A recent study investigated outcomes in 589 cases of pneumoconiosis in patients over 52 years old. In the 589 cases of pneumoconiosis reported, researchers engaged the Kaplan-Meier method and life expectancy table method for survival analysis, as well as the Cox regression model to analyze the influencing factors on a patients’ life span. The results revealed that pneumoconiosis has a significant negative impact on a person’s life expectancy, even though the case fatality rate has tended to decrease and median survival times now show an upward trend.

Pneumoconiosis is certainly a deadly disease. And this directly contributes to pneumoconiosis families entering the termination stage because patients are more likely to pass away at a relatively young age.

The living environment of a pneumoconiosis patient (Photo: Provided by China House)

Xingjian Charity steps in to help

Aiming to ease some of the difficulties faced by pneumoconiosis families, Xingjian Charity, a local non-profit organization in Pingxiang, Jiangxi Province, has devoted itself to helping families impacted by the illness.

First, they seek opportunities for caregivers (wives of patients) to strike a balance between earning money to support their families and caring for their spouse.

Volunteers meet for a discussion (Photo: Provided by China House)
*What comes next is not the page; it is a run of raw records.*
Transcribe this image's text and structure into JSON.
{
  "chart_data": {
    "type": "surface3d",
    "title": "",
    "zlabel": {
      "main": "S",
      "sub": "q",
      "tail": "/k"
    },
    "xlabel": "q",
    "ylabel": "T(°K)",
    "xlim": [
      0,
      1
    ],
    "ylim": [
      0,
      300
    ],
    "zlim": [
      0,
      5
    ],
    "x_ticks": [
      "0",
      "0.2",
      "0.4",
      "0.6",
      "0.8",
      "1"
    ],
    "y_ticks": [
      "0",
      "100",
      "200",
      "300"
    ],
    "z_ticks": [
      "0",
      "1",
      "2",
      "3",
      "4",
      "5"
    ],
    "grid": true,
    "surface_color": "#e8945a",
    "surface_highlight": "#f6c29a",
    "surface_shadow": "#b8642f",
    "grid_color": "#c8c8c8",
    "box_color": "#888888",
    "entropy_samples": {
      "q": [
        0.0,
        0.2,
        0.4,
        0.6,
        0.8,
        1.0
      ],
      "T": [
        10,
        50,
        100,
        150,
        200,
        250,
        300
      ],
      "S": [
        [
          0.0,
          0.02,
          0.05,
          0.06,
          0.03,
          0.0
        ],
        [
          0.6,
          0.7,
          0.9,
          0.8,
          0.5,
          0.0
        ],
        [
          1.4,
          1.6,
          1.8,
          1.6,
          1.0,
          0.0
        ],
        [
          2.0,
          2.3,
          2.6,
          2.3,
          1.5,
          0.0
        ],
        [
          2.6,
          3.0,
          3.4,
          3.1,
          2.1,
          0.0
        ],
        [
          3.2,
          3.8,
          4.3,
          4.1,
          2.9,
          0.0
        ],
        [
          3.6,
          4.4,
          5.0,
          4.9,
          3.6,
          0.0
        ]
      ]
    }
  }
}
Second, special grants for students from pneumoconiosis families are provided by Love Saves Pneumoconiosis, a non-profit organization, and partner of Xingjian charity.

Tan Shaoyuan is a patient from a low-income family with three children. His eldest daughter got married early, while his youngest daughter and son, one in junior high school and one still in primary school, could barely survive on the income from his wife’s odd jobs in restaurants and government welfare. The volunteers helped him and six other families fill out different applications for medical aid, schooling, oxygen machines, nutrition, and everyday essentials — hoping to ease their burden.
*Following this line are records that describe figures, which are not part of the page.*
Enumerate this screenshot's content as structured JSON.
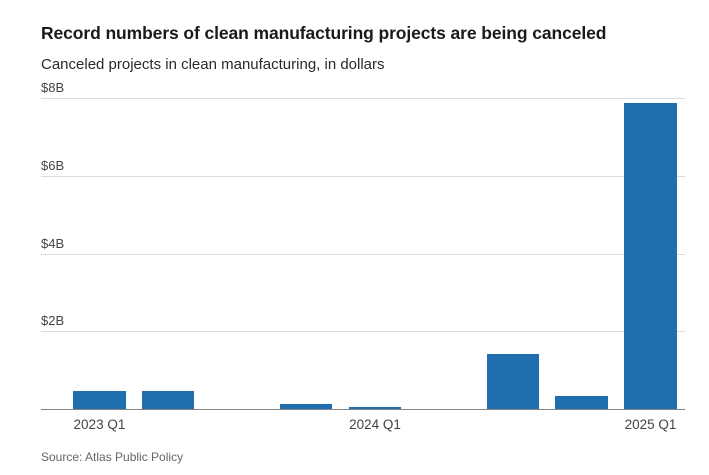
{
  "header": {
    "title": "Record numbers of clean manufacturing projects are being canceled",
    "subtitle": "Canceled projects in clean manufacturing, in dollars"
  },
  "source": "Source: Atlas Public Policy",
  "colors": {
    "bar": "#1f6eb0",
    "gridline": "#dcdcdc",
    "baseline": "#848484",
    "background": "#ffffff"
  },
  "chart_data": {
    "type": "bar",
    "title": "Record numbers of clean manufacturing projects are being canceled",
    "subtitle": "Canceled projects in clean manufacturing, in dollars",
    "unit": "billions of dollars",
    "categories": [
      "2023 Q1",
      "2023 Q2",
      "2023 Q3",
      "2023 Q4",
      "2024 Q1",
      "2024 Q2",
      "2024 Q3",
      "2024 Q4",
      "2025 Q1"
    ],
    "values": [
      0.5,
      0.5,
      0,
      0.15,
      0.08,
      0,
      1.45,
      0.37,
      7.9
    ],
    "xlabel": "",
    "ylabel": "",
    "ylim": [
      0,
      8.36
    ],
    "grid": true,
    "legend": false,
    "bar_color": "#1f6eb0",
    "yticks": [
      {
        "value": 2,
        "label": "$2B"
      },
      {
        "value": 4,
        "label": "$4B"
      },
      {
        "value": 6,
        "label": "$6B"
      },
      {
        "value": 8,
        "label": "$8B"
      }
    ],
    "xtick_labels": [
      {
        "index": 0,
        "label": "2023 Q1"
      },
      {
        "index": 4,
        "label": "2024 Q1"
      },
      {
        "index": 8,
        "label": "2025 Q1"
      }
    ]
  }
}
The ultimate purpose of rehabilitation organizations is to extend the lives of patients, with the aim of keeping pneumoconiosis families from entering the contraction stage earlier. The rehab centers improve patients’ quality of life through pulmonary rehabilitation practice and mental health. As for pulmonary rehabilitation, the specialists teach patients rehabilitation exercises which can aid the recovery of pulmonary function. The organization also offers them medical equipment, such as oxygenators, to help them rehabilitate themselves at home – with the aim of achieving a long-term and effective improvement in their condition. As for patients’ mental health, the rehab center provides them with a place to communicate with each other every day. This allows them to share their feelings about their health while staying positive, which is beneficial to their recovery.

The efforts of Xingjian Charity have helped many pneumoconiosis families. The family is a dynamic system that evolves with the external environment while being influenced by factors that are constantly changing, such as culture and community. Therefore, the family is always in a state of fluctuation, and the family must constantly re-adapt and adjust.



[1]Munteanu, Cornelia & Dillenburger, Karola. (2014). Facing the diagnosis of autism spectrum disorder (ASD) in Ireland and Romania: A family approach.

[2]Sara Horrell, Jane Humphries, Jacob Weisdorf, 2021, Beyond the male breadwinner: Life-cycle living standards of intact and disrupted English working families, 1260–1850, Economic History Review.

[3] Li Yong, Chen Xue, Cheng Miaomiao, & Li Yan. (2019). Survival analysis of 589 pneumoconiosis cases over a 52-year period. Occupational Health and Emergency Response, 37(5), 412-415.

[4]Meng F. (2021) Mental Health Promotion for Children and Youth from a Family Life-Cycle Perspective – From Birth to Independence.